A fresh SamMobile report says the Galaxy Watch Ultra 2 will jump to a roughly 800 mAh battery, a sizable bump over last year's 590 mAh cell. Charging speed stays put at 10W, so the gains here are all about endurance rather than topping up faster.
Samsung's next wave of wearables is starting to take shape, and the most interesting detail so far has nothing to do with charging speed. A new report from SamMobile claims the Galaxy Watch Ultra 2 will carry a battery with a rated capacity of 784 mAh, which Samsung will likely market as a typical capacity of 800 mAh. That's a meaningful step up from the original Galaxy Watch Ultra and its 590 mAh cell.

This follows recent 3C certification filings that revealed the charging side of the story. Both the Galaxy Watch9 and the Watch Ultra 2 will support 10W charging, identical to their predecessors. So while the battery is growing, the rate at which you refill it is not. In practice, a larger cell at the same wattage means slightly longer charge times, but the trade-off is more runtime between trips to the charger, which is usually what smartwatch owners actually want.

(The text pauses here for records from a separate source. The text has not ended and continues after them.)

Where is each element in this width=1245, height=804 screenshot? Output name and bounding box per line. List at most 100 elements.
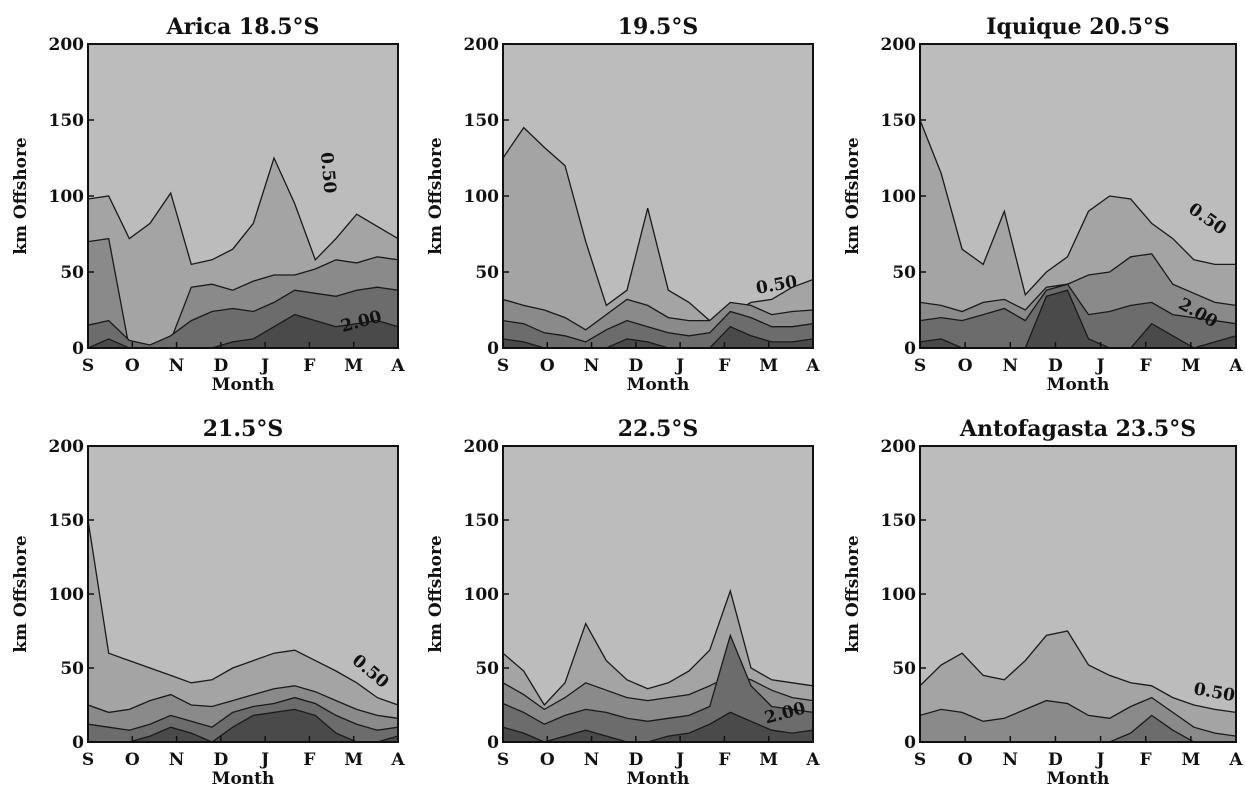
panel-title: Iquique 20.5°S [986, 14, 1170, 40]
x-tick-label: N [1003, 356, 1019, 376]
x-axis-label: Month [627, 769, 690, 789]
x-tick-label: D [213, 750, 228, 770]
x-tick-label: S [497, 750, 509, 770]
x-axis-label: Month [1047, 375, 1110, 395]
y-tick-label: 0 [72, 733, 84, 753]
contour-band [88, 519, 398, 742]
x-tick-label: O [540, 750, 555, 770]
contour-band [88, 313, 398, 348]
y-axis-label: km Offshore [426, 535, 446, 653]
y-tick-label: 0 [904, 339, 916, 359]
y-tick-label: 50 [60, 263, 84, 283]
x-tick-label: D [213, 356, 228, 376]
x-tick-label: J [1095, 750, 1105, 770]
y-tick-label: 150 [49, 511, 85, 531]
y-tick-label: 200 [464, 35, 500, 55]
panel-title: 21.5°S [203, 416, 283, 442]
y-tick-label: 100 [464, 187, 500, 207]
panel-5: 22.5°S 0 50 100 150 200 S O N D J F M A Month km Offsho… [426, 416, 820, 789]
y-axis-label: km Offshore [843, 137, 863, 255]
x-axis-label: Month [212, 769, 275, 789]
x-tick-label: A [805, 356, 820, 376]
x-tick-label: F [718, 356, 730, 376]
x-tick-label: O [958, 750, 973, 770]
y-tick-label: 100 [49, 187, 85, 207]
panel-1: Arica 18.5°S 0 50 100 150 200 S O N D J F M A Month km … [11, 14, 405, 395]
contour-band [503, 126, 813, 348]
x-axis-label: Month [627, 375, 690, 395]
x-tick-label: F [1140, 356, 1152, 376]
x-tick-label: M [344, 750, 363, 770]
x-axis-label: Month [212, 375, 275, 395]
x-tick-label: J [259, 356, 269, 376]
x-tick-label: A [390, 356, 405, 376]
y-tick-label: 150 [49, 111, 85, 131]
y-tick-label: 100 [881, 187, 917, 207]
y-tick-label: 0 [487, 733, 499, 753]
panel-title: Arica 18.5°S [166, 14, 320, 40]
x-tick-label: A [1228, 356, 1243, 376]
x-tick-label: D [1048, 750, 1063, 770]
x-tick-label: F [303, 356, 315, 376]
y-tick-label: 50 [892, 263, 916, 283]
x-tick-label: D [628, 750, 643, 770]
y-tick-label: 50 [475, 659, 499, 679]
x-tick-label: S [914, 356, 926, 376]
y-tick-label: 100 [464, 585, 500, 605]
y-tick-label: 50 [892, 659, 916, 679]
y-axis-label: km Offshore [11, 535, 31, 653]
y-tick-label: 0 [72, 339, 84, 359]
plot-area [503, 44, 813, 348]
x-tick-label: F [718, 750, 730, 770]
y-tick-label: 0 [487, 339, 499, 359]
contour-band [920, 446, 1236, 742]
contour-band [920, 289, 1236, 348]
x-tick-label: O [958, 356, 973, 376]
y-tick-label: 200 [881, 35, 917, 55]
panel-title: Antofagasta 23.5°S [959, 416, 1196, 442]
x-tick-label: M [344, 356, 363, 376]
x-tick-label: F [303, 750, 315, 770]
panel-title: 19.5°S [618, 14, 698, 40]
x-tick-label: N [1003, 750, 1019, 770]
y-tick-label: 150 [881, 511, 917, 531]
x-tick-label: J [674, 356, 684, 376]
x-tick-label: M [759, 356, 778, 376]
panel-title: 22.5°S [618, 416, 698, 442]
x-tick-label: O [540, 356, 555, 376]
y-tick-label: 200 [881, 437, 917, 457]
x-tick-label: S [82, 356, 94, 376]
contour-band [920, 714, 1236, 742]
contour-band [503, 711, 813, 742]
contour-label: 0.50 [316, 151, 340, 194]
plot-area [88, 44, 398, 348]
x-tick-label: N [169, 750, 185, 770]
y-tick-label: 50 [60, 659, 84, 679]
x-tick-label: M [1181, 356, 1200, 376]
x-tick-label: A [805, 750, 820, 770]
panel-4: 21.5°S 0 50 100 150 200 S O N D J F M A Month km Offsho… [11, 416, 405, 789]
x-tick-label: J [1095, 356, 1105, 376]
x-tick-label: D [1048, 356, 1063, 376]
y-tick-label: 150 [464, 111, 500, 131]
y-tick-label: 0 [904, 733, 916, 753]
y-tick-label: 200 [464, 437, 500, 457]
plot-area [920, 44, 1236, 348]
y-tick-label: 150 [464, 511, 500, 531]
plot-area [920, 446, 1236, 742]
y-tick-label: 50 [475, 263, 499, 283]
y-tick-label: 100 [49, 585, 85, 605]
x-tick-label: S [82, 750, 94, 770]
x-tick-label: D [628, 356, 643, 376]
x-tick-label: F [1140, 750, 1152, 770]
x-tick-label: N [169, 356, 185, 376]
y-tick-label: 200 [49, 35, 85, 55]
x-tick-label: J [674, 750, 684, 770]
y-axis-label: km Offshore [426, 137, 446, 255]
y-axis-label: km Offshore [843, 535, 863, 653]
x-tick-label: S [497, 356, 509, 376]
x-tick-label: N [584, 750, 600, 770]
x-tick-label: O [125, 750, 140, 770]
x-axis-label: Month [1047, 769, 1110, 789]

What the numbers mean in daily use
The original Watch Ultra already had a reputation as one of the longer-lasting Wear OS watches, partly because of that 590 mAh battery and partly because of Samsung's Exynos W1000 efficiency tuning. Pushing capacity up by roughly a third gives Samsung room to either extend battery life outright or to spend that headroom on power-hungry features like always-on displays, more aggressive health tracking, or brighter screens without tanking endurance.
For an adventure-focused watch like the Ultra line, which competes directly with the Apple Watch Ultra and Garmin's multi-day trackers, battery is the spec that matters most. A bigger cell is exactly the kind of upgrade that justifies a second-generation model when the design language stays familiar.
The rest of the Galaxy Watch9 lineup
The smaller watches are getting attention too. The Galaxy Watch9 in its 40mm size is reported to use a battery with a rated capacity of 382 mAh, marketed as a typical 400 mAh. That compares to the 325 mAh cell in the 40mm Galaxy Watch8, a solid gain for the compact model. The 44mm Galaxy Watch9 is said to keep the same 435 mAh battery as the 44mm Watch8, so the growth is concentrated in the smaller variant where space is tightest and improvements are hardest to engineer.
Samsung is also expected to bring back the Galaxy Watch9 Classic with its rotating physical bezel, rounding out the trio of new wearables.

Ecosystem context
These watches run Wear OS with Samsung's One UI Watch layer on top, which means the experience is tightly bound to the Galaxy phone ecosystem. Features like ECG, blood pressure monitoring, and the new tools coming in the updated Samsung Health app work best, and in some regions only, when paired with a Galaxy handset. That ecosystem lock-in cuts both ways: deeply integrated for Galaxy owners, noticeably more limited for anyone pairing with a non-Samsung Android phone or considering a switch.
The timing lines up with Samsung's summer Unpacked. All three watches are rumored to launch on July 22 alongside the Galaxy Z Flip8, Galaxy Z Fold8, and a new Galaxy Z Fold8 Ultra. As always with pre-launch leaks, treat the exact figures as provisional until Samsung confirms them on stage, but the direction here, more battery without faster charging, is a consistent and believable one for a refresh aimed at endurance.